Lenders were also found to be exploiting “insider information” about the borrowers including their ability to pay.
Kopa Chapaa’s monthly interest rate is set at 38.8 per cent while the fourth most expensive product - Pesa Pata - has an interest rate of 30.4 per cent. Pesa na Pesa by AVLC Group is third.
Mainstream lenders including Kenya Commercial Bank Group and Commercial Bank of Africa (CBA) through their platforms KCB M-Pesa and M-Shwari respectively, price their loans at a rate of 7.5 per cent a month.
Researchers in the study highlighted that the high interest rates applied by the various lenders reduces household incomes, while borrowers were likely to be pushed into distress.
Among reasons for the high default rate was that borrowers are highly unlikely to earn returns big enough to cover the interest charged on the loans.

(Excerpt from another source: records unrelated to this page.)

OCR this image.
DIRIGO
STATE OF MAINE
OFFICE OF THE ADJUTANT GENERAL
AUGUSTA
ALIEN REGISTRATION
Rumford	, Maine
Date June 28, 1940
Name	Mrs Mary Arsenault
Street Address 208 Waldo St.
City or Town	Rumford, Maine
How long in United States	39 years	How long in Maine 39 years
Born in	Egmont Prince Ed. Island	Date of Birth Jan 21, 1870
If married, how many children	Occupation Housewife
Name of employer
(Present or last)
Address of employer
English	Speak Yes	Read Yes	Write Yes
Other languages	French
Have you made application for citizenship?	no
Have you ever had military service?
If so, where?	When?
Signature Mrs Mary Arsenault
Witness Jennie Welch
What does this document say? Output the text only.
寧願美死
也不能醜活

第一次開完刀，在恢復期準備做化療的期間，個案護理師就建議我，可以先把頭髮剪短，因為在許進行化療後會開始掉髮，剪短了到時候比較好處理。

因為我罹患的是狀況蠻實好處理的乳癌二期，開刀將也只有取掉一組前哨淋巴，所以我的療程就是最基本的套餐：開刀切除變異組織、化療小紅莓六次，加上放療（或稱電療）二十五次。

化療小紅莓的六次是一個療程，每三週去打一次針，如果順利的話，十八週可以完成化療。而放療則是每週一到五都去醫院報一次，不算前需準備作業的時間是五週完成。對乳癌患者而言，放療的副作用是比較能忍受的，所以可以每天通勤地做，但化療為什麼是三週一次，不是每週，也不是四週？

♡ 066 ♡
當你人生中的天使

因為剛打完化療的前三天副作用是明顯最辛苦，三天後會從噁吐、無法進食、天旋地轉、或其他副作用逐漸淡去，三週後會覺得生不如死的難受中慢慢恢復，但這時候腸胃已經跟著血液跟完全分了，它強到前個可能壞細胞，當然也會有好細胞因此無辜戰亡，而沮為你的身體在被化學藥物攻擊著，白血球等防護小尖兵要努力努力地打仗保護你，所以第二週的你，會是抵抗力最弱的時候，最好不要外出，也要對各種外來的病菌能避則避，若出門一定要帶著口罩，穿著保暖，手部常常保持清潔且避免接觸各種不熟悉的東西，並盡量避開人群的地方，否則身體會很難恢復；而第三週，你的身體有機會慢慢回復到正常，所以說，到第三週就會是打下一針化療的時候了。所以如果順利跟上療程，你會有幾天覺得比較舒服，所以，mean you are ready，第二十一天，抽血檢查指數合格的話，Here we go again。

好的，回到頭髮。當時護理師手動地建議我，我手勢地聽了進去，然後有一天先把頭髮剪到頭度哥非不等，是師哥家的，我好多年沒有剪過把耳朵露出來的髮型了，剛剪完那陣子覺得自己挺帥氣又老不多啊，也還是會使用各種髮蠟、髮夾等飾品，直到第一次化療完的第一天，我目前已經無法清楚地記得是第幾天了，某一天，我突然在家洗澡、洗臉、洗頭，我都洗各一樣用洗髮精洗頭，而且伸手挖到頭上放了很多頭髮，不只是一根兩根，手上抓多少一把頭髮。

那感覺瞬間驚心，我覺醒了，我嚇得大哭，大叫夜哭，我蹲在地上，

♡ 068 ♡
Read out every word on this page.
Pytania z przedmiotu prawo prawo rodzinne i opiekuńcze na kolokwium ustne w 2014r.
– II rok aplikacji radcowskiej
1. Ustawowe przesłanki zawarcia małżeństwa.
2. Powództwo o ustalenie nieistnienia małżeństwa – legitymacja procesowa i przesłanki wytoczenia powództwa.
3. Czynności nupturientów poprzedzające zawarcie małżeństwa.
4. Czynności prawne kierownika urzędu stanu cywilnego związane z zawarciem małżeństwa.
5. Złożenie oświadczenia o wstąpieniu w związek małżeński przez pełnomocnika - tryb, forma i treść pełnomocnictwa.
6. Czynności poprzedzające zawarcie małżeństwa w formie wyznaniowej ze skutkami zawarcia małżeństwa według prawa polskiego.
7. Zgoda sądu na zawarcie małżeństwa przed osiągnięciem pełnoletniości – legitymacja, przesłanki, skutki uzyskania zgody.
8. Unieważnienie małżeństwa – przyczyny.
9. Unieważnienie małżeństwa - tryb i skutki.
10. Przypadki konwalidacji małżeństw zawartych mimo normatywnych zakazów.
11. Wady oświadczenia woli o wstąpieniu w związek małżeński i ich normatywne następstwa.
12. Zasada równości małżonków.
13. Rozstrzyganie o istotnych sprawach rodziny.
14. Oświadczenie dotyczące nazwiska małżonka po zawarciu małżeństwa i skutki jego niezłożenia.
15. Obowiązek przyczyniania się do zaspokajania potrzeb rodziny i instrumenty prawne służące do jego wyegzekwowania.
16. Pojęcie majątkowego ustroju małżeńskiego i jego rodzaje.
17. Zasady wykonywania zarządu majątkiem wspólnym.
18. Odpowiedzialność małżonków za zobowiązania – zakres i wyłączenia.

Interestingly, the survey found that most borrowers sought credit for capital for their small businesses, before meeting their daily living costs.
“Despite the fact that digital credit is easy to access and meets unanticipated needs, the ease of access and the high cost of obtaining it exacerbates debt distress, especially when credit is used for non-productive purposes,” KBA reports.
Defaulters are promptly reported to the Credit Reference Bureaus where they are blacklisted and subsequently blocked from accessing credit from any other digital lender.
Already, more than 500,000 people have been blacklisted in a worrying trend which has informed the recent crackdown on the betting industry since many youth are thought to have borrowed to stake bets.
Subsequently, such gamers would default on their loans after losing the bet and often end up dumping the SIM card used to borrow.
Concerns about the soaring debt distress among ordinary households, specifically brought about by digital lenders, has caught the attention of Parliament which is considering proposals to regulate them in the same manner as banks.
During discussions on the amendment to the Banking Act on Wednesday, legislators who contributed to the Bill promoted by Kiambu Town MP Jude Njomo sought to have the interest rates on digital lenders capped.
Baringo Woman Representative Gladwell Tungo said in her contribution that all lenders should be treated in the same manner, regardless of whether they offered conventional or digital loans.